Mukmin Naini
Raha, Inilahsultra.com – Surat Pemerintah Kabupaten (Pemkab) Muna terkait penyampaian Kebijakan Umum Anggaran dan Prioritas Plafon Anggaran Sementara (KUA/PPAS) APBD Perubahan 2017, baru disampaikan ke DPRD Muna pada 25 Oktober 2017 lalu.
Menindaklanjuti surat tersebut, DPRD Muna menggelar rapat Badan Anggaran (Banggar) DPRD Muna hari ini, Senin, 30 Oktober 2017. Namun rapat itu ditunda beberapa kali karena tidak kuorum.
Ketua DPRD Muna, Mukmin Naini menjelaskan, surat pemerintah kabupaten baru masuk. Makanya ditindaklanjuti dengan rapat untuk mengagendakan rapat Banggar dan Tim Anggaran Pemerintah Daerah (TAPD).
“Rapat KUA-PPAS sempat diskorsing hingga dua kali karena anggota DPRD yang masuk dalam Banggar belum korum. Dengan jumlah anggota Banggar 17 orang maka minimal yang hadir dalam rapat 9 anggota,” jelasnya.
Menurut Mukmin, rapat Banggar sangat perlu dalam rangka memberikan persetujuan tentang konsep perencanaan pembangunan yang diusulkan Pemkab Muna.
“DPRD tidak diikat oleh waktu. Pemkab Muna mengajukan perencanaan pembangunan fisik, maka DPRD akan melakukan klarifikasi setiap poin-poin untuk memberikan persetujuan,” terangnya.

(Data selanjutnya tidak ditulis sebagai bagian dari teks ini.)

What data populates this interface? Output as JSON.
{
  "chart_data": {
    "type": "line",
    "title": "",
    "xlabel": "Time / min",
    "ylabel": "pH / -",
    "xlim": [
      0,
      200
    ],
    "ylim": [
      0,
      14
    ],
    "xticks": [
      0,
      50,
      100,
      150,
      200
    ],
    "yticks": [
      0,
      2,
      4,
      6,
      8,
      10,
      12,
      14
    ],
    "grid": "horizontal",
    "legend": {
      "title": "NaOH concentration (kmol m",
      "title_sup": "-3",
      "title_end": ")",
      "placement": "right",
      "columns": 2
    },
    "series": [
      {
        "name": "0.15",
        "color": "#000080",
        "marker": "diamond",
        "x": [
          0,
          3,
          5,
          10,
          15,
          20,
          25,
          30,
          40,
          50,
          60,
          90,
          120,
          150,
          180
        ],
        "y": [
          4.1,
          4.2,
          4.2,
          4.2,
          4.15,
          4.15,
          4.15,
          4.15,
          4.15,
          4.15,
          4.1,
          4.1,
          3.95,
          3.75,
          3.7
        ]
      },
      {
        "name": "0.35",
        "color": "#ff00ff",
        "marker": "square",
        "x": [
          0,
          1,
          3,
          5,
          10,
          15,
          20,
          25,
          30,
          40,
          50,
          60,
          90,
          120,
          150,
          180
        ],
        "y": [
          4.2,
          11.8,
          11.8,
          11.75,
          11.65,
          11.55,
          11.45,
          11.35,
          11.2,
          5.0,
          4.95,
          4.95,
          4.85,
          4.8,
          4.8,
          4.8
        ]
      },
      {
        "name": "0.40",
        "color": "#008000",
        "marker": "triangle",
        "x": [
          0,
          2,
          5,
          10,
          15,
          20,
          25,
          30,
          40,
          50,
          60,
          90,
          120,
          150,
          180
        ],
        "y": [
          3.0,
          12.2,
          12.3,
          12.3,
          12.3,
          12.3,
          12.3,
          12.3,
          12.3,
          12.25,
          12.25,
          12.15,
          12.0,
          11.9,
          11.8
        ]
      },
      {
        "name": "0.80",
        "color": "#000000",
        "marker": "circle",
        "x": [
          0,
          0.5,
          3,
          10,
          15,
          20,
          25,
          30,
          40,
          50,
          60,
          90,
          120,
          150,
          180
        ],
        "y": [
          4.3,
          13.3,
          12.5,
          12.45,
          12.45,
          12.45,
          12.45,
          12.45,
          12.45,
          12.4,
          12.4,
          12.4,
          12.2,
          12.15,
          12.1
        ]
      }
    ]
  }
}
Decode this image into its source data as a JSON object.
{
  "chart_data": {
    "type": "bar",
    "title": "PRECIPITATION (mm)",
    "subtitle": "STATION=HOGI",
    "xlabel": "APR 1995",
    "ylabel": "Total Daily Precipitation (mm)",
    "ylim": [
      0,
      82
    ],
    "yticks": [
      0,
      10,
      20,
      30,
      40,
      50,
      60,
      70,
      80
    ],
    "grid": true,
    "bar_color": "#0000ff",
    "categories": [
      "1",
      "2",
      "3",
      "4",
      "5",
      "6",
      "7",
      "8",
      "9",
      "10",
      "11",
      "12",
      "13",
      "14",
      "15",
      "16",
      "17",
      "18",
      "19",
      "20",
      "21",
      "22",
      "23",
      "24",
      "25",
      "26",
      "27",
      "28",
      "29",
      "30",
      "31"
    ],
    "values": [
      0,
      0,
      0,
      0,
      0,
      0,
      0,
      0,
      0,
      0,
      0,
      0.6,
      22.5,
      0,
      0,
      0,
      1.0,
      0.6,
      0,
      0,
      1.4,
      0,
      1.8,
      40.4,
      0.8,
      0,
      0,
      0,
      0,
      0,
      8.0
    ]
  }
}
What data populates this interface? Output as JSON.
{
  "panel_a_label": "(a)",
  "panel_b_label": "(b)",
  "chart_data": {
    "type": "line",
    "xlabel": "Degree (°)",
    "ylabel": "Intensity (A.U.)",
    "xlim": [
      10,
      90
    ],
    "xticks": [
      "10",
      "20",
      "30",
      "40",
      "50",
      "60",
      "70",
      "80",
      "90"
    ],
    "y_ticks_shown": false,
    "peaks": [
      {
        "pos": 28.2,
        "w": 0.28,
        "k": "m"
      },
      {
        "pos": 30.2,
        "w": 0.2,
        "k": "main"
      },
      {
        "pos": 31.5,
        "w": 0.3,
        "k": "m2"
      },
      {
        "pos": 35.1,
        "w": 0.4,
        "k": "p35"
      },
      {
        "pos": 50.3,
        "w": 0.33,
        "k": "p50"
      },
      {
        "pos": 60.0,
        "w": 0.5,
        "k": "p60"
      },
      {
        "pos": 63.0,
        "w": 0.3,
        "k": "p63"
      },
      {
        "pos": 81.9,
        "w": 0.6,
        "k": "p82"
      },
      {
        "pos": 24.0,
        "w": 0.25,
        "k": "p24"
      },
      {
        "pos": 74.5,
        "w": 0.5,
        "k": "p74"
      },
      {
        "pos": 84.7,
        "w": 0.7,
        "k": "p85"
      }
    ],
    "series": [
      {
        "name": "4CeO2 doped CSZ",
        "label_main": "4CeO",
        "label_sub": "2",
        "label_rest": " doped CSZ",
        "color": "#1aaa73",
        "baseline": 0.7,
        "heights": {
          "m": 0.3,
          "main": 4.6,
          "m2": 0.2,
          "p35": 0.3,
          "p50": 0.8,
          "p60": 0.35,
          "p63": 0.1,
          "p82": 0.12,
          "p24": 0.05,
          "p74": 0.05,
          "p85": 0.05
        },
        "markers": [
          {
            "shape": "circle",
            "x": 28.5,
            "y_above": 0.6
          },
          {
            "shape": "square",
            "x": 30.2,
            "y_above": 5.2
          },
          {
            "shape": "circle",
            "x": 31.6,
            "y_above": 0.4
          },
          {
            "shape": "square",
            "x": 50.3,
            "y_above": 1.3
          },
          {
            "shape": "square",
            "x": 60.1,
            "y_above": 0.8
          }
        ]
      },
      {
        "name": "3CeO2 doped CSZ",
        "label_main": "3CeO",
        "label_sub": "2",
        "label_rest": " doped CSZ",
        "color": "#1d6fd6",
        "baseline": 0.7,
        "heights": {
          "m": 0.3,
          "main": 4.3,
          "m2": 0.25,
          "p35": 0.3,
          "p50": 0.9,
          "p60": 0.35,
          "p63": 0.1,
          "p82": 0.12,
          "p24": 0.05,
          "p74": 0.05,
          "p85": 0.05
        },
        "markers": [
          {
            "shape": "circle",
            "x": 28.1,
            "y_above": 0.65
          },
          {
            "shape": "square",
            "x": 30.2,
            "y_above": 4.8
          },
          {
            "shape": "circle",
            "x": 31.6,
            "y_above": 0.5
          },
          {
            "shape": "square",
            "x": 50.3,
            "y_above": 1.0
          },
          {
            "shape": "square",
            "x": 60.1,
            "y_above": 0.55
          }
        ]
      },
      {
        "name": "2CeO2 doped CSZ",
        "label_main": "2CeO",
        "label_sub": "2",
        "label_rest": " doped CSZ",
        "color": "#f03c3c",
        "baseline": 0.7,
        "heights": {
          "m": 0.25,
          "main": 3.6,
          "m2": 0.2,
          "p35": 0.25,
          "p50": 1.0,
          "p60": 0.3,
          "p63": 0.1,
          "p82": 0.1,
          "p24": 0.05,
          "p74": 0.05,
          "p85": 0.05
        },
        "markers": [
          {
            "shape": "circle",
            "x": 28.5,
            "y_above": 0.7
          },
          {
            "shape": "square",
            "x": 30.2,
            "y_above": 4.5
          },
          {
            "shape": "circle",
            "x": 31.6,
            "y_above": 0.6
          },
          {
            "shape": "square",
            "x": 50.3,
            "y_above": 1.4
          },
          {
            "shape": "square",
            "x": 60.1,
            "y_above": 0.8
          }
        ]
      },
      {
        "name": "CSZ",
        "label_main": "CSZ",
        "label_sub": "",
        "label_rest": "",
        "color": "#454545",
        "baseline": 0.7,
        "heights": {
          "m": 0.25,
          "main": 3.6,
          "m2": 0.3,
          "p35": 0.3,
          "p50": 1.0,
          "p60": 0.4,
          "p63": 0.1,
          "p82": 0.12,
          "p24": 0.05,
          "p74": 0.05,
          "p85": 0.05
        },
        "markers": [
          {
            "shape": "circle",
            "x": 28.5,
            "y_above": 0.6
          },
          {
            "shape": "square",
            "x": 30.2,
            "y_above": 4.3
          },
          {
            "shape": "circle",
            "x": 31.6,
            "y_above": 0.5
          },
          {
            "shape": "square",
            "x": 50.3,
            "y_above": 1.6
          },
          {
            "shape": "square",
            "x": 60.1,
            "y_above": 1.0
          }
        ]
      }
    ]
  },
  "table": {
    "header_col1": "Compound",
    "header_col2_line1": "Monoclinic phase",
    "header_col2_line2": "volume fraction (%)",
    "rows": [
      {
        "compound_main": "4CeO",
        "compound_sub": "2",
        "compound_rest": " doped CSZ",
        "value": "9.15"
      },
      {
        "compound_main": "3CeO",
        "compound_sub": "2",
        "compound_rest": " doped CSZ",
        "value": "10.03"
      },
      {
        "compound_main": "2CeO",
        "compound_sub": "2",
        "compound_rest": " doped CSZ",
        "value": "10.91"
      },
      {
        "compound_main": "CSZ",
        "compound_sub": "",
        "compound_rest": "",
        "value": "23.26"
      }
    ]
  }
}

Mukmin mengungkapkan, rapat Banggar akan menghasilkan nota kesepahaman antaraDPRD dan Pemkab Muna. Hal itu akan menjadi dasar Bupati Muna mengeluarkan surat edaran pada seluruh SKPD untuk menyusun Rencana Kerja dan Anggaran (RKA) SKPD.
“Waktu pembahasan KUA-PPAS bukan lagi sempit namun telah mendapat teguran secara tertulis. DPRD Muna Melakukan bebarapa hal untuk mempercepat pembahasan. Tetapi Pemkab Muna menghendaki perencanaan yang matang sehingga terlambat mengajukan pembahasan ini,” terangnya.